In Figure 3, the green line represents the “Anchor Model” (a single SFT run). It shows high variance and the positional bias discussed earlier. The red dots represent the merged model. Notice how the red dots are consistently lower than the peaks of the green line and do not show a correlation with the data position. The merging process has successfully smoothed out the positional disadvantages.

Furthermore, this improvement isn’t just on the training set. Figure 4 shows the validation loss (performance on unseen data) during training steps.

Figure 4: Comparison of validation loss between single and merged SFT models at various training steps.

The merged model (red line) maintains a consistently lower loss than the single model (blue line) throughout the training process. This proves the method improves generalization, not just memorization.

4. Ablation: Is it Position or Batch Composition?

A skeptic might argue: “When you shuffle data, you aren’t just changing the position (early vs late), you are also changing which samples appear together in a batch.” Maybe the improvement comes from better batch diversity?

The authors anticipated this. They ran an ablation study where they fixed the combinations of samples within batches but changed the order in which those batches were fed to the model.

Table 4: Performance comparison of standard merged models and models with fixed intra-batch combinations.

As Table 4 shows, the performance of the “fixed intra-batch” model is nearly identical to the standard resampling model. This confirms that the position of the data (the order) is indeed the primary factor driving the training imbalance, and correcting it is the source of the performance gain.

Implementation Details

For those interested in reproducing these results, the paper provides detailed hyperparameters. For the main LLM experiments (Llama-2), they utilized standard learning rates and batch sizes, as seen below.

Table 6: Hyperparameters for training Llama-2-7b on LLM tasks.

For the smaller traditional models (BERT, TinyLlama), the settings were adjusted accordingly:

Table 5: Hyperparameters for training models on traditional tasks.

Conclusion and Future Implications

This research highlights a crucial but often overlooked aspect of training Deep Learning models: Data Order Matters. The “Training Imbalance” phenomenon shows that samples seen early in the fine-tuning process are at a disadvantage, leading to sub-optimal final models.
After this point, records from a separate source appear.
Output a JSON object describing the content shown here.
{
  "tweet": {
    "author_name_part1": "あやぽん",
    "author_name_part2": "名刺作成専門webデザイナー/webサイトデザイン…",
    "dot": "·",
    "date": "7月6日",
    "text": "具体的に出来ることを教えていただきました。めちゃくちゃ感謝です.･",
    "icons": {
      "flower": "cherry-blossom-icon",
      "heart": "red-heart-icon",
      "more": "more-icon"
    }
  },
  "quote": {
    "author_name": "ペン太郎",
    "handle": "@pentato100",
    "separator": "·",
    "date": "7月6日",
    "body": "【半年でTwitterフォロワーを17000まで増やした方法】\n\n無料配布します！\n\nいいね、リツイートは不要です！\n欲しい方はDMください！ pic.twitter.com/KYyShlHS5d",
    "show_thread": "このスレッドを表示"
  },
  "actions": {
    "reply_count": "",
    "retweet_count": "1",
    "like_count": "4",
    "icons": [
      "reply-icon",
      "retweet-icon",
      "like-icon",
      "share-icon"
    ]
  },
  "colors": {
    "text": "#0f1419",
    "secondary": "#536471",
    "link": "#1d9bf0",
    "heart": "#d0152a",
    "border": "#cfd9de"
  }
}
The proposed solution, Parameter-Selection Merging, offers a compelling alternative to standard weighted averaging. By treating the model parameters as a selection pool rather than a mathematical average, and by intelligently resampling to avoid unchanged parameters, we can construct a “super-model” that combines the best learned features from multiple training runs.

Key Takeaways:

  1. Don’t trust a single seed: A single training run is biased by its data order.
  2. Select, Don’t Average: When merging identical architectures trained on the same data, stochastic selection preserves distinct information better than averaging.
  3. Resampling Adds Value: Checking if a parameter actually changed (Task Vector \(\neq\) 0) before selecting it is a simple heuristic that significantly boosts performance.

As LLMs continue to grow in size and the cost of data acquisition rises, techniques like this—which squeeze more performance out of existing data and models without requiring new datasets—will become increasingly vital in the AI engineer’s toolkit.